La birra Peroni diventa giapponese
ma la produzione resterà in Italia

Iil marchio Peroni
Iil marchio Peroni
2 Minuti di Lettura
Martedì 11 Ottobre 2016, 20:01 - Ultimo aggiornamento: 20:22
Una delle bionde italiane più famose cambia proprietà. Da oggi la birra Peroni parlerà definitivamente giapponese. Dopo quasi un anno di trattative, lo storico marchio tricolore è infatti ufficialmente passato sotto la proprietà del gruppo nipponico Asahi.

Quello di oggi è solo l'ultimo step grazie al quale il colosso belga-brasiliano AB InBev, primo produttore di birra al mondo, potrà così completare la scalata della rivale britannica SABMiller, la multinazionale che aveva comprato Peroni nel 2003, per dare vita ad una fusione da oltre 100 miliardi di dollari.

Tra le condizioni poste dall'Antitrust europeo per dare il via libera alla maxi operazione tra AB Inbev e SABMiller c'era appunto la cessione di quasi tutte le attività europee, tra cui la bionda italiana. Dal matrimonio tra il primo e il secondo produttore mondiale di birra nasce così un gigante con un fatturato doppio rispetto all'olandese Heineken, attuale numero tre.

La bionda tricolore, nata a Vigevano nel 1846, è rimasta nelle mani della famiglia fondatrice per cinque generazioni. Conta oggi quasi 700 dipendenti in Italia e ha chiuso il bilancio al 31 marzo 2016 con 360 milioni di ricavi e un utile di 21,5 milioni. Secondo quanto hanno garantito i suoi vertici, continuerà a produrre birre di qualità negli stabilimenti di Roma, Padova e Bari, rifornendosi del malto italiano dalla sua Malteria Saplo di Pomezia, proprio come avvenuto finora.

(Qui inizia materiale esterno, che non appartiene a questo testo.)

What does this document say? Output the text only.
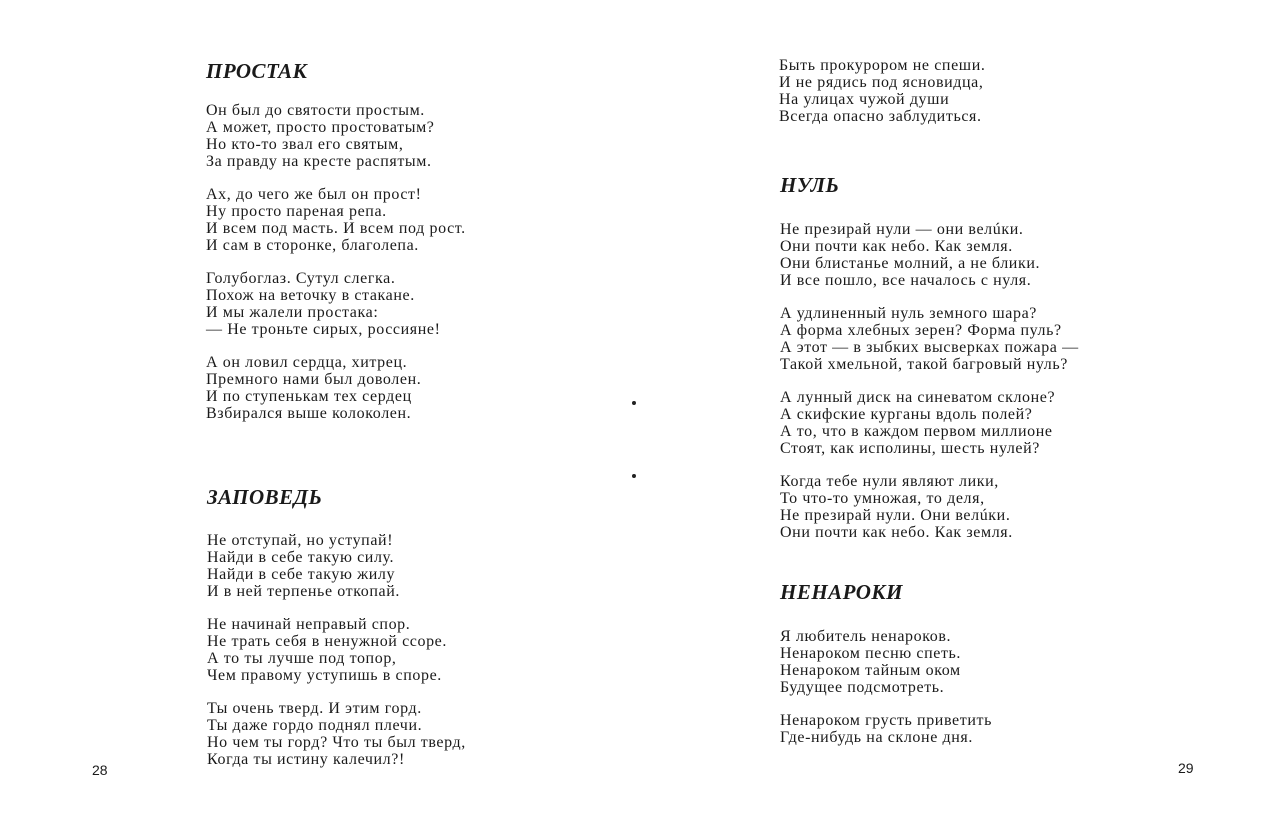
ПРОСТАК
Он был до святости простым.
А может, просто простоватым?
Но кто-то звал его святым,
За правду на кресте распятым.
Ах, до чего же был он прост!
Ну просто пареная репа.
И всем под масть. И всем под рост.
И сам в сторонке, благолепа.
Голубоглаз. Сутул слегка.
Похож на веточку в стакане.
И мы жалели простака:
— Не троньте сирых, россияне!
А он ловил сердца, хитрец.
Премного нами был доволен.
И по ступенькам тех сердец
Взбирался выше колоколен.
ЗАПОВЕДЬ
Не отступай, но уступай!
Найди в себе такую силу.
Найди в себе такую жилу
И в ней терпенье откопай.
Не начинай неправый спор.
Не трать себя в ненужной ссоре.
А то ты лучше под топор,
Чем правому уступишь в споре.
Ты очень тверд. И этим горд.
Ты даже гордо поднял плечи.
Но чем ты горд? Что ты был тверд,
Когда ты истину калечил?!
28
Быть прокурором не спеши.
И не рядись под ясновидца,
На улицах чужой души
Всегда опасно заблудиться.
НУЛЬ
Не презирай нули — они велúки.
Они почти как небо. Как земля.
Они блистанье молний, а не блики.
И все пошло, все началось с нуля.
А удлиненный нуль земного шара?
А форма хлебных зерен? Форма пуль?
А этот — в зыбких высверках пожара —
Такой хмельной, такой багровый нуль?
А лунный диск на синеватом склоне?
А скифские курганы вдоль полей?
А то, что в каждом первом миллионе
Стоят, как исполины, шесть нулей?
Когда тебе нули являют лики,
То что-то умножая, то деля,
Не презирай нули. Они велúки.
Они почти как небо. Как земля.
НЕНАРОКИ
Я любитель ненароков.
Ненароком песню спеть.
Ненароком тайным оком
Будущее подсмотреть.
Ненароком грусть приветить
Где-нибудь на склоне дня.
29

«Continueremo - ha detto a tal proposito Neil Kiely, Managing Director di Birra Peroni - a investire nella nostra filiera per fornire ai nostri consumatori prodotti di qualità, collaborando con i nostri clienti per rispondere alle sfide del mercato. Birra Peroni è parte integrante della tradizione e della cultura industriale di questo Paese. Il nostro legame con l'Italia è indissolubile. Per questo rimane vivo il nostro impegno a operare su questo mercato in maniera responsabile e sempre più sostenibile».